5. Repeat the whole process until you complete a pass with no swaps at all.
Quick Review Box:
- Pros: Very simple to write code for.
- Cons: Very slow and inefficient for large lists.
2. Insertion Sort
The Insertion Sort builds a sorted list one item at a time. It takes each item from the "unsorted" part and inserts it into the correct position in the "sorted" part.
Analogy: Imagine you are being dealt cards in a game. You pick up one card at a time and slide it into the correct place in your hand so that your cards are always in order.
How it works (Step-by-Step):
1. Start with the second item in the list (assume the first item is a "sorted list" of one).
2. Compare it to the items to its left.
3. Insert it into the correct position so the items to its left are in order.
4. Move to the next item and repeat until all items are processed.
Memory Aid: Think of "Inserting" a book into a shelf or a card into a hand.
3. Merge Sort
The Merge Sort is a Divide and Conquer algorithm. It is much more complex but also much faster for large amounts of data.
How it works (Step-by-Step):
1. Divide: Split the list in half repeatedly until every item is in its own tiny list of one.
2. Conquer: Merge the tiny lists back together in pairs. As you merge them, put the items in the correct order.

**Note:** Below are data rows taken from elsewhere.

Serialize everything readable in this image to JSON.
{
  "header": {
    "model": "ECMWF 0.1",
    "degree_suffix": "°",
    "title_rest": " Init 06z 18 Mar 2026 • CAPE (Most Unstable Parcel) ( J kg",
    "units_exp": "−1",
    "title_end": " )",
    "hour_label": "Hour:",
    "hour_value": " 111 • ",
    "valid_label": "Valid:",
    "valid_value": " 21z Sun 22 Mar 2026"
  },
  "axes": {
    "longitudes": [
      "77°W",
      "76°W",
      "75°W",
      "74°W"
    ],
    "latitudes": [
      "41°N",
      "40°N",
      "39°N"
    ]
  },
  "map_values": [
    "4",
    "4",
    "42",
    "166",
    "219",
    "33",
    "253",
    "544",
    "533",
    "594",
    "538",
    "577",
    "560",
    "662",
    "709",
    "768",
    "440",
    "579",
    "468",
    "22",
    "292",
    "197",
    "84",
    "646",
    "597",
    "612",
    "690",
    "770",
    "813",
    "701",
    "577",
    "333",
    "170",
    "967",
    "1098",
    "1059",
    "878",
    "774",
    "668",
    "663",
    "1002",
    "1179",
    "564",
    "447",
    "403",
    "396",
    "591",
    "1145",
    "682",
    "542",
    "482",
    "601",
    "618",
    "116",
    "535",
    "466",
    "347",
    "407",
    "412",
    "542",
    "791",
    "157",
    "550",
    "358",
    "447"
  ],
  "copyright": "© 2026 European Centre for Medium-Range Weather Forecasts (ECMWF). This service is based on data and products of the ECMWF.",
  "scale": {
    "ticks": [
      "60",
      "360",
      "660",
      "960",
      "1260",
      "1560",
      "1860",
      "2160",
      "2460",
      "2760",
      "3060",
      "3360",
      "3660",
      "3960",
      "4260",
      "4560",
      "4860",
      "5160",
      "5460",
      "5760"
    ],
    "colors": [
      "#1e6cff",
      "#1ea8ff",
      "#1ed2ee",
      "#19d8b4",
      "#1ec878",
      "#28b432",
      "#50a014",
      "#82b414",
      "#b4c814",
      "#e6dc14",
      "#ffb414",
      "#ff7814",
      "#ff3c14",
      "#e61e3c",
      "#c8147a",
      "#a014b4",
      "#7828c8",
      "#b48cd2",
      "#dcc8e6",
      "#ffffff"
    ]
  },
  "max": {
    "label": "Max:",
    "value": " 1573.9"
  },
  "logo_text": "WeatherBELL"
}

3. Repeat the merging until you have one single, fully sorted list.
Analogy: If you had to sort 100 papers, you might give 50 to a friend and 50 to another. They sort their piles, and then you "merge" them back together by looking at the top of each pile.
Key Takeaway:
- Bubble Sort: Slow, swaps neighbors.
- Insertion Sort: Better for small lists, slides items into place.
- Merge Sort: Very fast for big lists, uses "Divide and Conquer."
Section 3: Summary Table
Use this table to quickly compare the algorithms for your exam revision!
Algorithm: Linear Search
Requires Sorted List? No
Efficiency: Low
Algorithm: Binary Search
Requires Sorted List? YES
Efficiency: High
Algorithm: Bubble Sort
Description: Swaps neighbors until sorted.
Efficiency: Low
Algorithm: Insertion Sort
Description: Places items into the correct position one by one.
Efficiency: Medium
Algorithm: Merge Sort
Description: Splits list apart and merges it back in order.
Efficiency: Very High
Final Tip: In the exam, you might be shown a few lines of code or pseudocode and asked "Which algorithm is this?"
- Look for swapping neighbors (Bubble).
- Look for finding a midpoint (Binary).
- Look for splitting lists in half (Merge).
You've got this! Keep practicing by tracing these algorithms with a small list of numbers on paper.